萧永战一直没说话,他掏出支万宝路点燃,冷漠地看着手下把百叶窗关好,锁起了这间小吃店的门。屋子里的光线暗淡下来,香烟头上的火星一明一亮的,显得分外惹眼。
东兴的马仔警惕地看着周围靠拢过来的人,不安地任他们搜走身上的枪和砍刀,却不敢动一下。

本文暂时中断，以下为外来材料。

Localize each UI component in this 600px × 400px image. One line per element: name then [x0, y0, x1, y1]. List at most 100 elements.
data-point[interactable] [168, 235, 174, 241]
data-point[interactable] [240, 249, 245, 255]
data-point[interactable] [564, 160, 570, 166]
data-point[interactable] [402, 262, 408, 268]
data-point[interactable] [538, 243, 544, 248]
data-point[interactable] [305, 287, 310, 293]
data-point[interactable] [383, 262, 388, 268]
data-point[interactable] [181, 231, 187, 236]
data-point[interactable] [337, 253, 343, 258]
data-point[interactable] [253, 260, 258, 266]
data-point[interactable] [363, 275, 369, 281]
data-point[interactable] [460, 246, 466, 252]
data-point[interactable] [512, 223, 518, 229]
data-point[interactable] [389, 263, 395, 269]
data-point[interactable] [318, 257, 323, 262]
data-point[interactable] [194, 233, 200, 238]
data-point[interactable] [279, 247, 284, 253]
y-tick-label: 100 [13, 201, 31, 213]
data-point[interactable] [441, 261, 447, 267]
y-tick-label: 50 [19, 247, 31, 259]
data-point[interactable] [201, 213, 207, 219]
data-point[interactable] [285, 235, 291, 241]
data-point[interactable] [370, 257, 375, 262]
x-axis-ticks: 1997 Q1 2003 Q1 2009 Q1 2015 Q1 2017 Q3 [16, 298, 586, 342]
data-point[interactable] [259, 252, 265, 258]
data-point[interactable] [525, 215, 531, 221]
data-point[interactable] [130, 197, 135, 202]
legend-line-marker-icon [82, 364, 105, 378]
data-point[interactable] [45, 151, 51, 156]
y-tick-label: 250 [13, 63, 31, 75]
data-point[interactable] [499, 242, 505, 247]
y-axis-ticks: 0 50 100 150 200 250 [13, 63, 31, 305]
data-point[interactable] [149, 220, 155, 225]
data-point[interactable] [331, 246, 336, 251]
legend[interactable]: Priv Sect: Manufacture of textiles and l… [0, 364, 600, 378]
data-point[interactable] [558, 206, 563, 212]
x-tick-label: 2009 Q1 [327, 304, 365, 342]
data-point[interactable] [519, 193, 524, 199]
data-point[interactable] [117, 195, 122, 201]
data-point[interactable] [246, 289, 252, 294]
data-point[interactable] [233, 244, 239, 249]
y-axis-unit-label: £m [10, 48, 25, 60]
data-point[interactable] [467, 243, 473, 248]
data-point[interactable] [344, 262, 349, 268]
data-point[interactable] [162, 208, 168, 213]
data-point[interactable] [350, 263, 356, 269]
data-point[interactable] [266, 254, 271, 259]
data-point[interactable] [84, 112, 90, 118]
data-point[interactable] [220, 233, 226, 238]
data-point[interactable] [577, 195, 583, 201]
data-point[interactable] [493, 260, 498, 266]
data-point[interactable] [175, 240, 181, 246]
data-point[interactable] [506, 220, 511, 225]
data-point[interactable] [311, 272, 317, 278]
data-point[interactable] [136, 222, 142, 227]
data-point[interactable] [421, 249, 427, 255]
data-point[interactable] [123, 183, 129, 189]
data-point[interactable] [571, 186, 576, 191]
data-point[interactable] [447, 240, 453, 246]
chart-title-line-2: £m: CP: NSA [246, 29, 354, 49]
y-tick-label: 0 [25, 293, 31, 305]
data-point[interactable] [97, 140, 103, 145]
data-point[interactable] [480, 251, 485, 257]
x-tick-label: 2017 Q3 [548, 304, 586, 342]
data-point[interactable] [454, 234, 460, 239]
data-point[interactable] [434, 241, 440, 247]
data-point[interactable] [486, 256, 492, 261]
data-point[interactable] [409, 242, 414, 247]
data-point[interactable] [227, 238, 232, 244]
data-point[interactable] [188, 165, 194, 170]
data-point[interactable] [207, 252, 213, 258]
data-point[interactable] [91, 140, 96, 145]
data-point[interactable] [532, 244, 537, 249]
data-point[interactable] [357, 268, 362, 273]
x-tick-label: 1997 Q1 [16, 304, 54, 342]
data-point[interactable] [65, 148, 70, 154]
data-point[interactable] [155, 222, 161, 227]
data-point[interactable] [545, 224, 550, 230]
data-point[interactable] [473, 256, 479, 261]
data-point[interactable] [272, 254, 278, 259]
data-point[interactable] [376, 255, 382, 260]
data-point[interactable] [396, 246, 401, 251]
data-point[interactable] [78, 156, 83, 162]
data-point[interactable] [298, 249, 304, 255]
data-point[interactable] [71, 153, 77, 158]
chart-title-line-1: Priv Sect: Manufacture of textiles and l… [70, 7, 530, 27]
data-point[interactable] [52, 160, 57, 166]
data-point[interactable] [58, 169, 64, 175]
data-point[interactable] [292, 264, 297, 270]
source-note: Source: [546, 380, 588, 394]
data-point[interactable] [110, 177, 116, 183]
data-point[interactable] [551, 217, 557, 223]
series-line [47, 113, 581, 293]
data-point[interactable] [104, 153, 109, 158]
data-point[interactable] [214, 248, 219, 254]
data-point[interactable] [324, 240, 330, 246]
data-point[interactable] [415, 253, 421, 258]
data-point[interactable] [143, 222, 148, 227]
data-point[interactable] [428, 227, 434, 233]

阿烈微微松开了手,差点昏过去的爆虾立刻咳嗽起来,贪婪地呼吸着空气。他稍稍定下神,虽然没有办法动弹,却骂得更凶了:“徐烈!你活腻了!敢动我——”
话音未落,身后的男人一膝盖顶在他跨下,爆虾疼得大叫起来,额头上冒出了冷汗。他转过脸看着不动声色的另一个人,气喘吁吁地说:“萧永战,你有种今天就杀了我,否则我一定剁了你的头!”
瘦削的男人站起来,弹了弹烟灰,微微一笑:“爆虾哥,我还是那句话,一切照老规矩来。东兴看好自己的土瓜湾和九龙城,尖沙咀还是我们义勇堂的地方,大家井水不犯河水。我老爸不在了我辈分是算小的,但你要真不守规矩,为了这么多兄弟要吃饭,我也只好得罪了。万事抬不过一个‘理’字,全香港十几个社团,看看帮你的有多少。”
爆虾朝前一挣,却被阿烈箍了回来,他恨恨地瞪了萧永战一眼,没有说话。
“爆虾哥,我再劝你一句,做人要知足。你惹我,我可以跟你谈;如果你还想去染左墩道和油麻地,即使晁笙不想事情闹大,恐怕左眼澄二话不说就会割了你的头。”
中年男人的刀疤变得死白,浑身的戾气渐渐消散了,脸上青一阵白一阵的。